A homeowner loan can provide you with a lump sum of cash to spend on a big home improvement project, a new car or to consolidate your debts.
You can then spread your repayments over a few years to make them more manageable. However, what happens if you stop paying off your homeowner loan? We take a look in this blog.
Safe as houses
One of the reasons why you can borrow more with a homeowner loan than you might be able to with a personal loan is that the finance is secured against your house. This is also the reason that interest rates on this type of borrowing tend to be lower than on unsecured finance.
However, because the loan is secured against your home, if you stop making repayments it’s your home that’ll be at risk. It’s always a last resort, but your lender does have the right to repossess your property if you stop making your loan repayments.
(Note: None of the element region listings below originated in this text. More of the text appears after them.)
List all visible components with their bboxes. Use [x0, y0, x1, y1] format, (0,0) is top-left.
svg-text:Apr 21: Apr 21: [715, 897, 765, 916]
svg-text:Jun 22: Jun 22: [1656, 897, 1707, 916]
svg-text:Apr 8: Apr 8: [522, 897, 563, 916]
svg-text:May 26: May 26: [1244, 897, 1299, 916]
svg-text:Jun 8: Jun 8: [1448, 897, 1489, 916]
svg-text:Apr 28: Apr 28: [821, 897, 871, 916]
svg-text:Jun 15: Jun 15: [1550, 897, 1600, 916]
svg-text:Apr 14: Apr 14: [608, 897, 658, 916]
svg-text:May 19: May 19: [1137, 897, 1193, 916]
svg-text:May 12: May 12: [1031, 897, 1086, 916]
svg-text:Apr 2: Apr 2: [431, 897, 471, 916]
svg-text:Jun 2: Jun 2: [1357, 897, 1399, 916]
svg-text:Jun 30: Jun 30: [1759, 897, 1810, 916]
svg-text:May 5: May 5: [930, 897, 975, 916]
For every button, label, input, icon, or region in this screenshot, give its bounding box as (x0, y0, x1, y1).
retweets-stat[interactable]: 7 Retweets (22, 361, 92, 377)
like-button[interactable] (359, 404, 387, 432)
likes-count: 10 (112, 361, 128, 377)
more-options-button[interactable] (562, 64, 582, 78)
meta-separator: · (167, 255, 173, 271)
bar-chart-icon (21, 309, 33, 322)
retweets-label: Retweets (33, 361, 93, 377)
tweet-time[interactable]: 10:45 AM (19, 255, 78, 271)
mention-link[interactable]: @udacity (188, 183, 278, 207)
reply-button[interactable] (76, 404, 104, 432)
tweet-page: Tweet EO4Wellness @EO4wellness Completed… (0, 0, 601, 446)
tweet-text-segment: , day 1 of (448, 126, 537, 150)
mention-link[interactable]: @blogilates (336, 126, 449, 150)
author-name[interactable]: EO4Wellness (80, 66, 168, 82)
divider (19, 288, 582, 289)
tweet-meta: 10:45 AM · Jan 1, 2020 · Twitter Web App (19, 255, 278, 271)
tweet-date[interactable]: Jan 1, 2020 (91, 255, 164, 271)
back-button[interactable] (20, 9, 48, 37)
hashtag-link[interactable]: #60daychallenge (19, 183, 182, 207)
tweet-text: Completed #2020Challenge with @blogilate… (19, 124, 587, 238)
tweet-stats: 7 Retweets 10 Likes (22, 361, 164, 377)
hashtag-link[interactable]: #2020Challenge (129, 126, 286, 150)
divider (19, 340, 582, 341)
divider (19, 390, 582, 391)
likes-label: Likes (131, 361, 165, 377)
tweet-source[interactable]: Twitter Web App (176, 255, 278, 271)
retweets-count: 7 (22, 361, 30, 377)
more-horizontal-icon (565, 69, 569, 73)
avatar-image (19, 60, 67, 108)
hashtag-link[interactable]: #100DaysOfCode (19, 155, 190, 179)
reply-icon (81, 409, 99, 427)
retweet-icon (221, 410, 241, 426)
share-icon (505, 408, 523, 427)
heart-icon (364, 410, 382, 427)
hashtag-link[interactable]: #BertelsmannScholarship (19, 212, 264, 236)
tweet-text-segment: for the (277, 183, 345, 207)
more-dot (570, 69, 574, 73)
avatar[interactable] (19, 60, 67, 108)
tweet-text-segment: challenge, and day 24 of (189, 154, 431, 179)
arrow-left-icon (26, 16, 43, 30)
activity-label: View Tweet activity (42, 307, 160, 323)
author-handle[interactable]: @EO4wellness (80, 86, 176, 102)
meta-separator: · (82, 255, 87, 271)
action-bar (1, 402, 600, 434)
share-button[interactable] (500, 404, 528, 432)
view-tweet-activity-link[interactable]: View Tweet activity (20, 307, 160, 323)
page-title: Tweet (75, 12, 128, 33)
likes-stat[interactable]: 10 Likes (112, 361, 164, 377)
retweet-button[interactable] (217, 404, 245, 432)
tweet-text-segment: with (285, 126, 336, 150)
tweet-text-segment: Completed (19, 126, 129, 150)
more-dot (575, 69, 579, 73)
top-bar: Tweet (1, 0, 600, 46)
That’s why it’s vital you’re as sure as possible that you can afford your homeowner loan repayments each month and don’t miss them. If you do, the roof over your head could be at risk.
What about my mortgage?
A homeowner loan works in a similar way to your main mortgage, but your main mortgage takes priority. Your homeowner loan – which is also known as a second-charge mortgage – sits just behind your main mortgage.
However, although they do not take priority, the provider of your homeowner loan does not have to get permission from your mortgage provider if they decide to repossess your home. In this case, they can repossess the property and sell it. The proceeds of the sale will go first towards paying back the mortgage, then towards clearing the loan and finally, what’s left – if there is any – goes to you.
If the sale of the property only covers your mortgage - and this can happen as the lenders might put it on the market for a low price in order to get a speedy sale – and not your homeowner loan too, the lender can continue to pursue you for this. Even if the sale of your home pays off most of the loan balance, the lender is able to ask you to pay back what’s left.
But… it is a last resort
We’ve only given you the worst-case scenario so far. The thing is, the repossession of your home really is a last resort. Your lender would prefer you just made your repayments, and if you’re struggling to do so it’s important you let them know.
First things first, if money is tight you should prioritise paying your main mortgage. If you’re struggling to make your homeowner loan repayments on top of this, contact your lender as soon as possible.
As soon as you think you’re going to miss a payment towards your loan, give your lender a call. They must consider any alternative suggestion you make – although they don’t have to accept it. However, together you may be able to come up with a new payment plan that you can afford.
Paying less each month than you originally agreed to may mean it takes longer for you to pay off your loan. This could mean that you end up paying more interest than you would have originally. However, because you can afford your repayments you’re not putting your home at risk.
If you’re worried that you can no longer pay your homeowner loan at the current rate, get in touch with your lender now.